Council to take on 199 Greenwich Millennium Village homes as council housing
Greenwich Council look set to spend £53 million on providing 199 homes at Greenwich Millennium Village.
A report shows homes within two blocks will be purchased at 403 and 203. The below image shows plots on site.
Plot 203 has recently been built while 403 has yet to begin. That site was covered back in January 2021 alongside others approved at the time.
Homes are being purchased using a mix of Section 106, Housing Revenue Account borrowing and Greater London Authority grant funding.
The report states in regards to Plot 403:
“To approve the Council enters into a Development Agreement and Agreement to Lease with Taylor Wimpey in the value of £19,700,000 for the receipt of 99 new HRA homes, to be let at social rent, at Block 403 in Greenwich Millennium Village.”
And on Plot 203 (already completed):
“To approve the Council enters into a Development Agreement and Agreement to Lease with Taylor Wimpey in the value of £50,670,000 for the receipt of 100 new HRA homes, to be let at social rent, at Block 203 in Greenwich Millennium Village.”
Both plots will see the council needing to pay a service charge.
Demand
The background to this is a soaring number of households in emergency and temporary accommodation in the borough, which is a trend seen both across the country and the UK.
Sites like GMV were approved with minimal amounts of social housing exacerbating the problem.
A shortage of homes has then seen short term accommodation used including hotels.
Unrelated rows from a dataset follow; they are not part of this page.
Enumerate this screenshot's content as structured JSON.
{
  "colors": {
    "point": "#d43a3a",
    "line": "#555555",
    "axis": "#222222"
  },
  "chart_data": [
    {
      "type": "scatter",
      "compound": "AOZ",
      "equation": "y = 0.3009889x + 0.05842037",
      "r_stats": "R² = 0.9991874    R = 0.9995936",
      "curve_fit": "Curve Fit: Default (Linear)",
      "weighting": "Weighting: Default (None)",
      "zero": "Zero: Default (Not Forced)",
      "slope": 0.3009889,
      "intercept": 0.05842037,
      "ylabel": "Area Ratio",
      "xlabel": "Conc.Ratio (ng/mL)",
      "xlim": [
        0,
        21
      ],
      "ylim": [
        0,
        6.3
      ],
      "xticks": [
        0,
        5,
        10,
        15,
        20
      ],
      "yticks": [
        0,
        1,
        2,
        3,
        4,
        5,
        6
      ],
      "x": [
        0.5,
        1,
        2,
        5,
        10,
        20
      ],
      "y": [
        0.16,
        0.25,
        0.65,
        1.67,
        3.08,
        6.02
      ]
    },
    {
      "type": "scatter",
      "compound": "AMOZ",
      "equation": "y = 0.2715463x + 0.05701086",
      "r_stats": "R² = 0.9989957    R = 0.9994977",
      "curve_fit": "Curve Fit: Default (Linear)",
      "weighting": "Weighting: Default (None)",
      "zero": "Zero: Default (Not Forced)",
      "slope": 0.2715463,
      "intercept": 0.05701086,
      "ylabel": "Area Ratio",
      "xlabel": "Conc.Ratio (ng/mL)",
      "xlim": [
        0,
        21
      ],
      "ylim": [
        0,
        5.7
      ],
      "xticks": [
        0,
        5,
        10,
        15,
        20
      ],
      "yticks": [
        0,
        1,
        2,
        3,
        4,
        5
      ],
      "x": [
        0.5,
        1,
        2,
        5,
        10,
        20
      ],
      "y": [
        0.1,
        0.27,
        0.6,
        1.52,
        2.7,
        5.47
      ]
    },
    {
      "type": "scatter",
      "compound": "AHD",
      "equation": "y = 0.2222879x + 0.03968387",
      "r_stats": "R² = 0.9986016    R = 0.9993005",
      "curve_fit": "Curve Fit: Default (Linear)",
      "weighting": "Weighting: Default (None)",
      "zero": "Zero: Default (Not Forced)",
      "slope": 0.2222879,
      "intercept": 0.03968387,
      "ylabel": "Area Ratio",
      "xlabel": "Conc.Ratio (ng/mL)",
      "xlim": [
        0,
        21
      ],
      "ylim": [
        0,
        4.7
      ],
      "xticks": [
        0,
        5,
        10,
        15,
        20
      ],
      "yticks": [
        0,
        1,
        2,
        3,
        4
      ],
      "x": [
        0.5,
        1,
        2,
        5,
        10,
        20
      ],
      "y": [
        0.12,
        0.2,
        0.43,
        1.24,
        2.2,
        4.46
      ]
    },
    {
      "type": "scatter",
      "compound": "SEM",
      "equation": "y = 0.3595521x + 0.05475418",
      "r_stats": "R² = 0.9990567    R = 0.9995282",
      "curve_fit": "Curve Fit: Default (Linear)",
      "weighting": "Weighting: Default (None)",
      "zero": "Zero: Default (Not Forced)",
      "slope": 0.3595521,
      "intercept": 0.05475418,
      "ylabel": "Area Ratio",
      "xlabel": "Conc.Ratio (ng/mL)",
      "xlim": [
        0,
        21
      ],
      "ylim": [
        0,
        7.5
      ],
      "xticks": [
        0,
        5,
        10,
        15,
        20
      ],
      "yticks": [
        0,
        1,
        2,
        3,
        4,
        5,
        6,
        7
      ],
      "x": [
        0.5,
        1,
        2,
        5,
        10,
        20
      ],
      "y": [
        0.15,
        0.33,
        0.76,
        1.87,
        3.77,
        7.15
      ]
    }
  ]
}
In October 2023 it emerged Greenwich Council are spending £800,000 each month on Travelodge hotel rooms.
In addition the homeless household total in the borough stood at 1,800 compared to 443 in 2015/16 and up 13.5 per cent on the previous year.
A further 33 homes are set to be purchased in Woolwich on Sandy Hill Road.
Financial sense?
Compared to paying high costs for hotels and emergency housing this move makes some sense but at a wider level it’s symbolic of how dysfunctional housing is in the UK.
Rather than councils or public bodies developing directly we see public money buying homes from private developers after they’ve made a profit generally in the ballpark of 20 per cent. That’s big sums. In 2022 Taylor Wimpey made a profit of £923.4 million.
Public authorities building directly on public land would lessen costs allowing funds to go further in providing secure homes and reducing pressure on public finances. According to the report GMV for example, is “being delivered by Taylor Wimpey and the development site is owned by the GLA”.
We’ve seen plenty of examples of public land being sold on with no social homes in recent years or developed at levels of unaffordability for those on minimum or low wages. See Pocket Living in Charlton. See the combined leisure centre and residential site in Woolwich that see’s an increase of just 24 new council homes out of almost 500 set to be built.
For many years private developers have done extremely well out of the public purse while taxpayers and those in need of good quality housing lose out.
This latest move will help some of course and is much better than living in a hotel – but not as many as a sensible development strategy could. For that we need further serious government reform, and that seems unlikely.